ZimVigil, which has held protests against President Robert Mugabe outside the Zimbabwe embassy in London every Saturday since 2002, said Tsvangirai’s love life was “more than a laughing matter”.

In a statement after its latest vigil last Saturday, the group said: “People were alarmed that Tsvangirai appears to have walked blindly into a Zanu PF trap and has become a laughing stock. There were nods of agreement when someone said: ‘Angagotonga seyi nyika ari mumagumbeze?’ (How can he rule the country when he’s always in bed?)”

The group said it shared a respect for Tsvangirai for his “heroic work leading the MDC for the past twelve years”, but added: “It was felt that he should – as the saying goes – reconsider his position. Zanu PF has been paralysed by its inability to renew its leadership. The MDC should not make the same mistake.

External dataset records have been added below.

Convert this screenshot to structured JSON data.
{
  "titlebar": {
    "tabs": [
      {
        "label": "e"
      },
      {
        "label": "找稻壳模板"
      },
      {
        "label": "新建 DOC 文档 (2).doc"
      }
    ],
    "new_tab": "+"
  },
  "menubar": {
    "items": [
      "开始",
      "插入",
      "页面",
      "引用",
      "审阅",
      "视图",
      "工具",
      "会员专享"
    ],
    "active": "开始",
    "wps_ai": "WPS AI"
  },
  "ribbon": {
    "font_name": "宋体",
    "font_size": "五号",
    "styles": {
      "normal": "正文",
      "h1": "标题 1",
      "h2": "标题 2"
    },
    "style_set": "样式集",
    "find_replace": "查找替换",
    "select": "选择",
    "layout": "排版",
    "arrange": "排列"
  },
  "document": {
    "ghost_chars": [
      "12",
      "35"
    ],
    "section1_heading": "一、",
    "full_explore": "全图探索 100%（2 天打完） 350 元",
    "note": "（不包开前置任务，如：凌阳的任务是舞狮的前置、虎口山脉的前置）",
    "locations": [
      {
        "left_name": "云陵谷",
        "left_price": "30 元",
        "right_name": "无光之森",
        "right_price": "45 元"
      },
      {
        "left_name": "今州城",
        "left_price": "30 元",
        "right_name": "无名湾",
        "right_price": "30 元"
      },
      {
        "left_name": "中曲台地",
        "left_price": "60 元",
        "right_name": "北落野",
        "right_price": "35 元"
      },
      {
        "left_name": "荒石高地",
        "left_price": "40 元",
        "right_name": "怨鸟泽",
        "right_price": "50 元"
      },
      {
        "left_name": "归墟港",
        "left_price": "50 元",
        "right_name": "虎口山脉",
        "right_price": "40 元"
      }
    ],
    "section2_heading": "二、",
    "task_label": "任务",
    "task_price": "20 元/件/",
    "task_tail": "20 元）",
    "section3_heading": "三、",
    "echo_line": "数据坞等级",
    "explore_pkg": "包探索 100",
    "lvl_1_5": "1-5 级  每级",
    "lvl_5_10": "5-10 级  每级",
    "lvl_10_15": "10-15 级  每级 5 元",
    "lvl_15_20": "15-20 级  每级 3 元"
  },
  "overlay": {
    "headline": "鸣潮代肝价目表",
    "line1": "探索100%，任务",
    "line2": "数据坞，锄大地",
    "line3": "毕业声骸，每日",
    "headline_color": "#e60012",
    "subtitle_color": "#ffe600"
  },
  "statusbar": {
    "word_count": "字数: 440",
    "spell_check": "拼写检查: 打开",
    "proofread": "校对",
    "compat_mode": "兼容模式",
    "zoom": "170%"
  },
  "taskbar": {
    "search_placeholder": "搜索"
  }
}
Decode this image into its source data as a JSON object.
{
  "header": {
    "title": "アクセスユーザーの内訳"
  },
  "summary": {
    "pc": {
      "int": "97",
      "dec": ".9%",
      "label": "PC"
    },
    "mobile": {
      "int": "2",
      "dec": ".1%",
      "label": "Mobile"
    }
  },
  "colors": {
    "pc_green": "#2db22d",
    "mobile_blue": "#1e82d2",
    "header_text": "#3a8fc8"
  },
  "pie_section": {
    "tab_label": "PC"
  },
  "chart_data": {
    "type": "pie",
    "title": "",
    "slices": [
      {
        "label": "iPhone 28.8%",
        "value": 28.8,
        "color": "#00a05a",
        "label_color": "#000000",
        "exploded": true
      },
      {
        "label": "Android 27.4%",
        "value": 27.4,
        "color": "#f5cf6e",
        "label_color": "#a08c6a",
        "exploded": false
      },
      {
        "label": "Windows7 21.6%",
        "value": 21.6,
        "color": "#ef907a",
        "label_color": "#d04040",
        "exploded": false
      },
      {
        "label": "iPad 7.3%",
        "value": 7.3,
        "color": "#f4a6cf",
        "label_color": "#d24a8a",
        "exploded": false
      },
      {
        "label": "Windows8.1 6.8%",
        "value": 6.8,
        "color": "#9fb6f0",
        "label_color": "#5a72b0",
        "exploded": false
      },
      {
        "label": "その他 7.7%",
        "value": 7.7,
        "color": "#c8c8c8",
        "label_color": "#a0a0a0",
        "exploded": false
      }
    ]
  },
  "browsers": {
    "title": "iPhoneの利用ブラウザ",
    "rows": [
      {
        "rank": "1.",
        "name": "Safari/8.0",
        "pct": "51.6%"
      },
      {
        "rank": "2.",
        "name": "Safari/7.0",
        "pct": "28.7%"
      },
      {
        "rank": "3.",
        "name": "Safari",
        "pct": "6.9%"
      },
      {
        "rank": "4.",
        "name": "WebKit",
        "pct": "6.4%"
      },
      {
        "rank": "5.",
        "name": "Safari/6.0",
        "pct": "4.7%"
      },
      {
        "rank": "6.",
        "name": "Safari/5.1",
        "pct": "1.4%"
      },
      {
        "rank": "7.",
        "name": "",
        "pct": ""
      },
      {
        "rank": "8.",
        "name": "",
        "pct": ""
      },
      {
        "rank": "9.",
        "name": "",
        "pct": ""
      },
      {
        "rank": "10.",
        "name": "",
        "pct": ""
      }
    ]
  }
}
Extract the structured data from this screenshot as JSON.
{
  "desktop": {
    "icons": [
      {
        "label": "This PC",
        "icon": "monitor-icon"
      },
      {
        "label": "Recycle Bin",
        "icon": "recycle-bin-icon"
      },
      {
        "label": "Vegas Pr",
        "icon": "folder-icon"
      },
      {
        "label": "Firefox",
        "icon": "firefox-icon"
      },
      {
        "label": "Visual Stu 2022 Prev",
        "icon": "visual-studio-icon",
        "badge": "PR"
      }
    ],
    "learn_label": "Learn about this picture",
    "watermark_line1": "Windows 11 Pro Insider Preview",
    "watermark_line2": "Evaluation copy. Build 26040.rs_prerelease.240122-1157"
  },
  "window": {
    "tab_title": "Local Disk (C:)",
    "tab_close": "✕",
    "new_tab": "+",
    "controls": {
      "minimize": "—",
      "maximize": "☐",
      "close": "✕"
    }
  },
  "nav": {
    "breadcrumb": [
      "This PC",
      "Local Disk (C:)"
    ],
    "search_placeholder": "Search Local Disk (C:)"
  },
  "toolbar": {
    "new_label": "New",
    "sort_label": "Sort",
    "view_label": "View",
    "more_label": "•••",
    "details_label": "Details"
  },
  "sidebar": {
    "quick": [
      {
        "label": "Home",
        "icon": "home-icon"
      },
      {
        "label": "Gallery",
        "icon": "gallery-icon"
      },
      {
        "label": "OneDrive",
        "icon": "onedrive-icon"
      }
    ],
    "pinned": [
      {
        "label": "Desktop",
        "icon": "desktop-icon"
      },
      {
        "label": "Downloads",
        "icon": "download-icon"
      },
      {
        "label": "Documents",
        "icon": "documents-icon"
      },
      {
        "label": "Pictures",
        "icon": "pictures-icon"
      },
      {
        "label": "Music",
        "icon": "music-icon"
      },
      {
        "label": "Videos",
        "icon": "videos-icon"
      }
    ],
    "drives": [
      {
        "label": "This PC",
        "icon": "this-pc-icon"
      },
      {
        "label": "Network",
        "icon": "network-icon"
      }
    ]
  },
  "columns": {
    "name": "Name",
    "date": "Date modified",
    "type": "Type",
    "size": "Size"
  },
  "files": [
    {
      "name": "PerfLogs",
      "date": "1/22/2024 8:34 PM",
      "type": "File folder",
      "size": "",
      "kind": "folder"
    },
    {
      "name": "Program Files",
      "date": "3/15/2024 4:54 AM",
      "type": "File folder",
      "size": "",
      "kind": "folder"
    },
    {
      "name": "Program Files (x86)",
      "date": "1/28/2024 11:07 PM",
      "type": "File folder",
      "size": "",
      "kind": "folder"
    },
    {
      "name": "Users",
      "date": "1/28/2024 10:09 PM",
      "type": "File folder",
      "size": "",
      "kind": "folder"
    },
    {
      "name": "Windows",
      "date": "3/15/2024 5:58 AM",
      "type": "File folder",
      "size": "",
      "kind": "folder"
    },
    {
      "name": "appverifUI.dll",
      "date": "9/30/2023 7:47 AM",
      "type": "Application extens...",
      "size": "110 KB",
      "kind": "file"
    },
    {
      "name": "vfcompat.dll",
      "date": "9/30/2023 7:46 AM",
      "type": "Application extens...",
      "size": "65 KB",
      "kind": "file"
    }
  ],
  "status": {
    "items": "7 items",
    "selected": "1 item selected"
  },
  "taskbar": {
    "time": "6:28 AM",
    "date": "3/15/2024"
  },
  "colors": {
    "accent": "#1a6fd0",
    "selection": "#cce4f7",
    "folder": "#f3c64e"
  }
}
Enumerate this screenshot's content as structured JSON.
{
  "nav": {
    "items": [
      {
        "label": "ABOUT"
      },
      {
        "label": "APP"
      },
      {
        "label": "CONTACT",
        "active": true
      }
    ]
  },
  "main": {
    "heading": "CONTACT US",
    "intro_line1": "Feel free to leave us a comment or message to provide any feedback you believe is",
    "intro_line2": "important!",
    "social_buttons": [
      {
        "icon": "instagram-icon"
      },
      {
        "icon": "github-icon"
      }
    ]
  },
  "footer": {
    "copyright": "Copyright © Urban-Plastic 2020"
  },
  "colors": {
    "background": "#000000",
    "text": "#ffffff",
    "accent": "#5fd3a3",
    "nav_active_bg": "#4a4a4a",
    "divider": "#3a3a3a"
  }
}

“We believe there is no shortage of talent in the MDC and, with elections unlikely in the foreseeable future, there would be time for a new leader to make his mark.”

But ZimVigil admitted it “somehow doubted Tsvangirai will make way”, saying his characteristics were captured in a Zimbabwe Tourism Authority poster at the embassy which poses the question: “Wonder what an elephant’s skin feels like?”

Tsvangirai has been under pressure after it emerged he had made his girlfriend, Locadia Karimatsenga Tembo, pregnant with twins. He sent emissaries to pay lobola and request marriage at her rural home in Mazowe, but he stunned the country when he announced he was divorcing her 12 days later, stating that he had “serious misgivings as to whether this will be a perfect union”.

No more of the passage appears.